Слышу, как злобно шипит вампир.
«Пусти, пуссстиии, пууууууусссссстииииииии»…
Мы отступаем вглубь комнаты, и я утаскиваю ошеломлённого приятеля в кухню, а оттуда в ванную комнату. Там нет окон. И три двери, которые ей нужно будет пройти. Вижу, как вампир в ярости бросается в комнату, но ударяется в невидимую стену в дверном проёме. Прости, любовь моя. Наши пути разошлись. Оставь меня в покое. Пожалуйста. Молю тебя: забудь, разлюби, прости, живи своей мёртвой жизнью.
Сажусь на пол под рукомойником и рыдаю, не в силах сдержать слёз. Звягинцев в прострации курит, сидя на ванной. Пепел безнаказанно падает на коврик. До рассвета ещё далеко, но мы в безопасности. Она ушла. Я знаю это. Никто не стучит в окно, не выбивает дверь и не роется в моих мыслях.
Утро разбудило нас криком. На первом этаже истошно кричит женщина.

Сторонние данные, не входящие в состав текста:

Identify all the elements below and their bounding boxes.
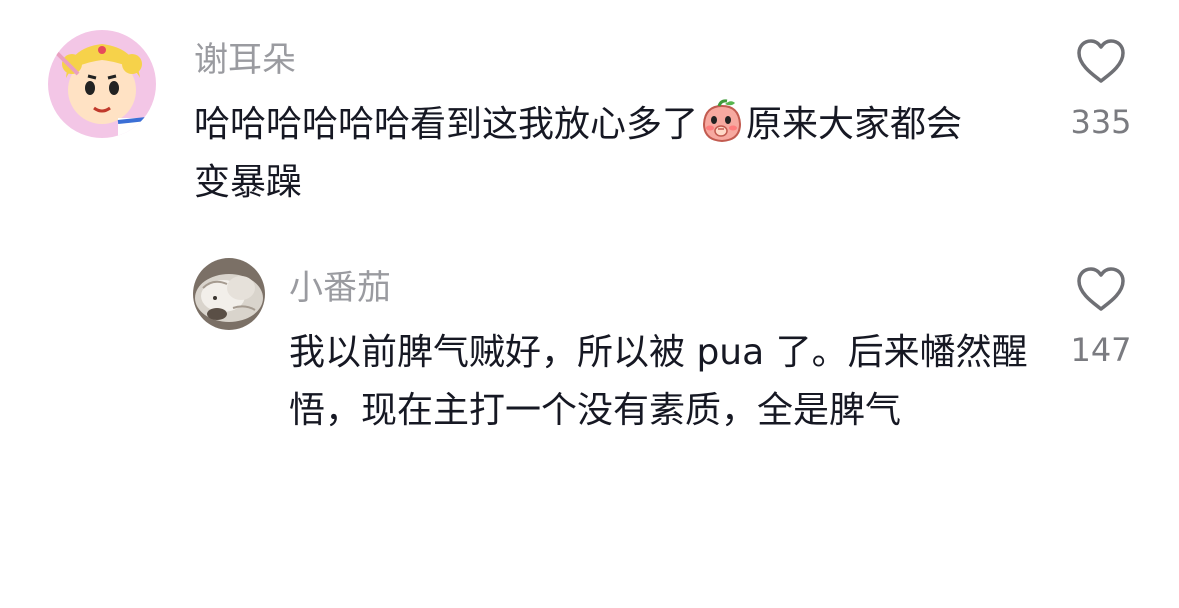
sailor-moon-crayon-shin-avatar-icon [48, 30, 156, 138]
like-button[interactable]: 147 [1056, 266, 1146, 370]
shy-peach-emoji-icon [699, 98, 745, 144]
avatar[interactable] [193, 258, 265, 330]
comment-text: 哈哈哈哈哈哈看到这我放心多了 原来大家都会变暴躁 [194, 96, 994, 212]
comment-text-part: 哈哈哈哈哈哈看到这我放心多了 [194, 104, 699, 145]
like-count: 147 [1070, 331, 1132, 369]
like-count: 335 [1070, 103, 1132, 141]
username[interactable]: 谢耳朵 [194, 40, 296, 80]
heart-outline-icon [1077, 39, 1125, 83]
username[interactable]: 小番茄 [289, 268, 391, 308]
comment-text: 我以前脾气贼好，所以被 pua 了。后来幡然醒悟，现在主打一个没有素质，全是脾气 [289, 332, 1028, 431]
heart-outline-icon [1077, 267, 1125, 311]
fluffy-cat-avatar-icon [193, 258, 265, 330]
avatar[interactable] [48, 30, 156, 138]
reply-item: 小番茄 我以前脾气贼好，所以被 pua 了。后来幡然醒悟，现在主打一个没有素质，… [0, 230, 1179, 530]
comment-item: 谢耳朵 哈哈哈哈哈哈看到这我放心多了 原来大家都会变暴躁 335 [0, 0, 1179, 230]
like-button[interactable]: 335 [1056, 38, 1146, 142]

Звягинцев спал в ванной, поэтому спросонья вылезал он долго и мучительно. У меня от неудобной позы отёрпла нога. Как два калеки мы выползаем на кухню. За окном сереет рассвет и тарахтит проезжающий трамвай. Мы не смотрим друг на друга, нам стыдно за наш страх, за то, что мы пережили. Почему-то это не сплотило нас, а оттолкнуло ещё сильнее. Если мы выживем и вырвемся с этой территории в свои обжитые пенаты, то никогда не будем обсуждать произошедшее, и будем притворяться, что ничего подобного не было.
Внизу заливается воем и причитанием женский голос. Мы спускаемся по скрипучей лестнице, и видим лежащего на полу Пашку. Возле него на коленях рыдает жена. Пашка мёртв – это не вызывает сомнений, так как из его груди торчит вырванная из перил деревянная резная стойка. Я оседаю на ступеньки и сижу в ожидании, когда меня отпустит накатывающий обморок. Голова кружится, и холодные мурашки бегают под одеждой. Он умер из-за меня. Я виноват в его смерти. Но я жив. Я пока жив, и у меня теперь есть целый день жизни. И я готов пожертвовать любыми Пашками за каждый следующий день.
Звягинцев делово пытается успокоить теперь уже вдову.